The research was published in the International Journal of Molecular Sciences June 8.
The lab study led by Luksana Chaiswing, Ph.D., assistant professor in the UK College of Medicine’s Department of Toxicology and Cancer Biology, is the first to demonstrate that betamethasone protects normal prostate cells from injury induced by radiation therapy, while making the cancer cells more susceptible to the treatment.
Prostate cancer is the second leading cause of cancer deaths among men in the U.S. While radiation therapy is important to control the growth of prostate cancer, it presents a significant risk of increasing unwanted side effects, including injury to normal tissues.
“New therapies aimed at protecting against normal tissue injury while also increasing radiation therapy effectiveness are urgently needed,” Chaiswing said. “The development of such approaches would have a major impact on prostate cancer control and the quality of life of patients.”

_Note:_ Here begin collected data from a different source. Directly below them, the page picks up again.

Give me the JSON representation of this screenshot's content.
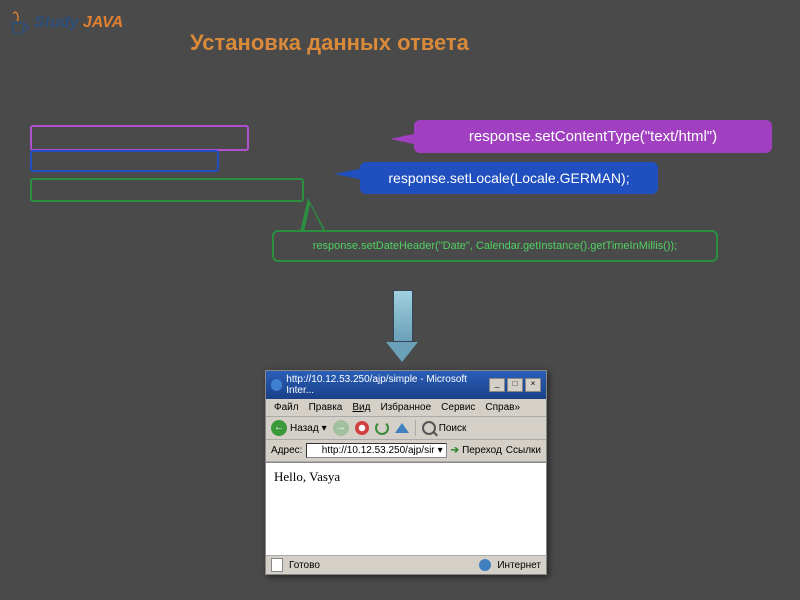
{
  "logo": {
    "study": "Study",
    "java": "JAVA"
  },
  "title": "Установка данных ответа",
  "callouts": {
    "purple": "response.setContentType(\"text/html\")",
    "blue": "response.setLocale(Locale.GERMAN);",
    "green": "response.setDateHeader(\"Date\", Calendar.getInstance().getTimeInMillis());"
  },
  "browser": {
    "title": "http://10.12.53.250/ajp/simple - Microsoft Inter...",
    "menu": {
      "file": "Файл",
      "edit": "Правка",
      "view": "Вид",
      "favorites": "Избранное",
      "tools": "Сервис",
      "help": "Справ»"
    },
    "toolbar": {
      "back": "Назад",
      "search": "Поиск"
    },
    "address": {
      "label": "Адрес:",
      "url": "http://10.12.53.250/ajp/sir",
      "go": "Переход",
      "links": "Ссылки"
    },
    "content": "Hello, Vasya",
    "status": {
      "ready": "Готово",
      "zone": "Интернет"
    }
  }
}
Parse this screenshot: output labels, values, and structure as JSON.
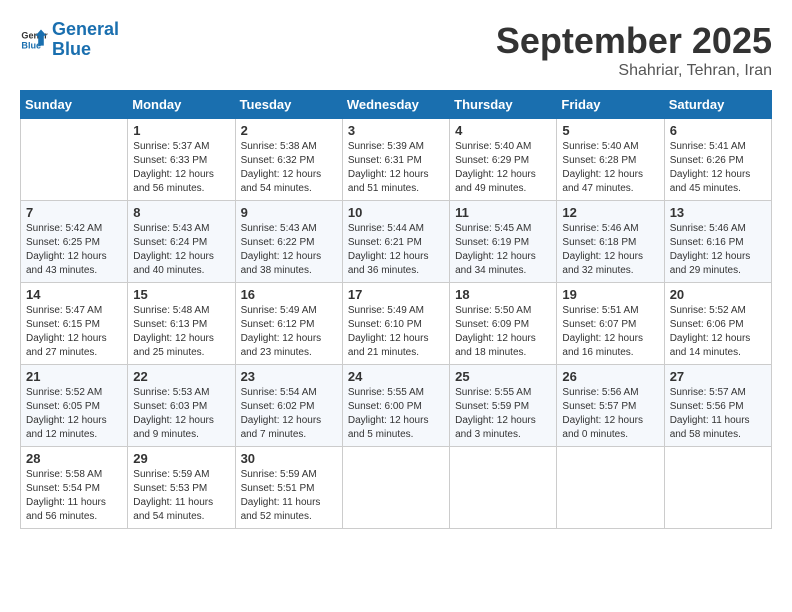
{
  "header": {
    "logo_line1": "General",
    "logo_line2": "Blue",
    "month": "September 2025",
    "location": "Shahriar, Tehran, Iran"
  },
  "weekdays": [
    "Sunday",
    "Monday",
    "Tuesday",
    "Wednesday",
    "Thursday",
    "Friday",
    "Saturday"
  ],
  "weeks": [
    [
      {
        "day": "",
        "info": ""
      },
      {
        "day": "1",
        "info": "Sunrise: 5:37 AM\nSunset: 6:33 PM\nDaylight: 12 hours\nand 56 minutes."
      },
      {
        "day": "2",
        "info": "Sunrise: 5:38 AM\nSunset: 6:32 PM\nDaylight: 12 hours\nand 54 minutes."
      },
      {
        "day": "3",
        "info": "Sunrise: 5:39 AM\nSunset: 6:31 PM\nDaylight: 12 hours\nand 51 minutes."
      },
      {
        "day": "4",
        "info": "Sunrise: 5:40 AM\nSunset: 6:29 PM\nDaylight: 12 hours\nand 49 minutes."
      },
      {
        "day": "5",
        "info": "Sunrise: 5:40 AM\nSunset: 6:28 PM\nDaylight: 12 hours\nand 47 minutes."
      },
      {
        "day": "6",
        "info": "Sunrise: 5:41 AM\nSunset: 6:26 PM\nDaylight: 12 hours\nand 45 minutes."
      }
    ],
    [
      {
        "day": "7",
        "info": "Sunrise: 5:42 AM\nSunset: 6:25 PM\nDaylight: 12 hours\nand 43 minutes."
      },
      {
        "day": "8",
        "info": "Sunrise: 5:43 AM\nSunset: 6:24 PM\nDaylight: 12 hours\nand 40 minutes."
      },
      {
        "day": "9",
        "info": "Sunrise: 5:43 AM\nSunset: 6:22 PM\nDaylight: 12 hours\nand 38 minutes."
      },
      {
        "day": "10",
        "info": "Sunrise: 5:44 AM\nSunset: 6:21 PM\nDaylight: 12 hours\nand 36 minutes."
      },
      {
        "day": "11",
        "info": "Sunrise: 5:45 AM\nSunset: 6:19 PM\nDaylight: 12 hours\nand 34 minutes."
      },
      {
        "day": "12",
        "info": "Sunrise: 5:46 AM\nSunset: 6:18 PM\nDaylight: 12 hours\nand 32 minutes."
      },
      {
        "day": "13",
        "info": "Sunrise: 5:46 AM\nSunset: 6:16 PM\nDaylight: 12 hours\nand 29 minutes."
      }
    ],
    [
      {
        "day": "14",
        "info": "Sunrise: 5:47 AM\nSunset: 6:15 PM\nDaylight: 12 hours\nand 27 minutes."
      },
      {
        "day": "15",
        "info": "Sunrise: 5:48 AM\nSunset: 6:13 PM\nDaylight: 12 hours\nand 25 minutes."
      },
      {
        "day": "16",
        "info": "Sunrise: 5:49 AM\nSunset: 6:12 PM\nDaylight: 12 hours\nand 23 minutes."
      },
      {
        "day": "17",
        "info": "Sunrise: 5:49 AM\nSunset: 6:10 PM\nDaylight: 12 hours\nand 21 minutes."
      },
      {
        "day": "18",
        "info": "Sunrise: 5:50 AM\nSunset: 6:09 PM\nDaylight: 12 hours\nand 18 minutes."
      },
      {
        "day": "19",
        "info": "Sunrise: 5:51 AM\nSunset: 6:07 PM\nDaylight: 12 hours\nand 16 minutes."
      },
      {
        "day": "20",
        "info": "Sunrise: 5:52 AM\nSunset: 6:06 PM\nDaylight: 12 hours\nand 14 minutes."
      }
    ],
    [
      {
        "day": "21",
        "info": "Sunrise: 5:52 AM\nSunset: 6:05 PM\nDaylight: 12 hours\nand 12 minutes."
      },
      {
        "day": "22",
        "info": "Sunrise: 5:53 AM\nSunset: 6:03 PM\nDaylight: 12 hours\nand 9 minutes."
      },
      {
        "day": "23",
        "info": "Sunrise: 5:54 AM\nSunset: 6:02 PM\nDaylight: 12 hours\nand 7 minutes."
      },
      {
        "day": "24",
        "info": "Sunrise: 5:55 AM\nSunset: 6:00 PM\nDaylight: 12 hours\nand 5 minutes."
      },
      {
        "day": "25",
        "info": "Sunrise: 5:55 AM\nSunset: 5:59 PM\nDaylight: 12 hours\nand 3 minutes."
      },
      {
        "day": "26",
        "info": "Sunrise: 5:56 AM\nSunset: 5:57 PM\nDaylight: 12 hours\nand 0 minutes."
      },
      {
        "day": "27",
        "info": "Sunrise: 5:57 AM\nSunset: 5:56 PM\nDaylight: 11 hours\nand 58 minutes."
      }
    ],
    [
      {
        "day": "28",
        "info": "Sunrise: 5:58 AM\nSunset: 5:54 PM\nDaylight: 11 hours\nand 56 minutes."
      },
      {
        "day": "29",
        "info": "Sunrise: 5:59 AM\nSunset: 5:53 PM\nDaylight: 11 hours\nand 54 minutes."
      },
      {
        "day": "30",
        "info": "Sunrise: 5:59 AM\nSunset: 5:51 PM\nDaylight: 11 hours\nand 52 minutes."
      },
      {
        "day": "",
        "info": ""
      },
      {
        "day": "",
        "info": ""
      },
      {
        "day": "",
        "info": ""
      },
      {
        "day": "",
        "info": ""
      }
    ]
  ]
}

The team screened around 700 Food and Drug Administration-approved drugs for properties including protecting non-cancer cells against radiation therapy induced cytotoxicity, killing prostate cancer cells and increasing hydrogen peroxide levels in both cancer and non-cancer cells.
Betamethasone, a corticosteroid that is approved for treatment of inflammation and cancer of the hematopoietic system, was one of the top five drugs with all of the desired properties.
Betamethasone increases hydrogen peroxide levels, which activates a protective protein called “RelB” in normal, non-cancerous prostate cells.
“The outcome of this project could lead to a new anticancer regimen that improves the efficacy of radiation therapy by sensitizing tumor tissue to radiation while simultaneously protecting normal tissue from radiation-induced side effects, which could lead to improved quality of life for cancer survivors,” Chaiswing said.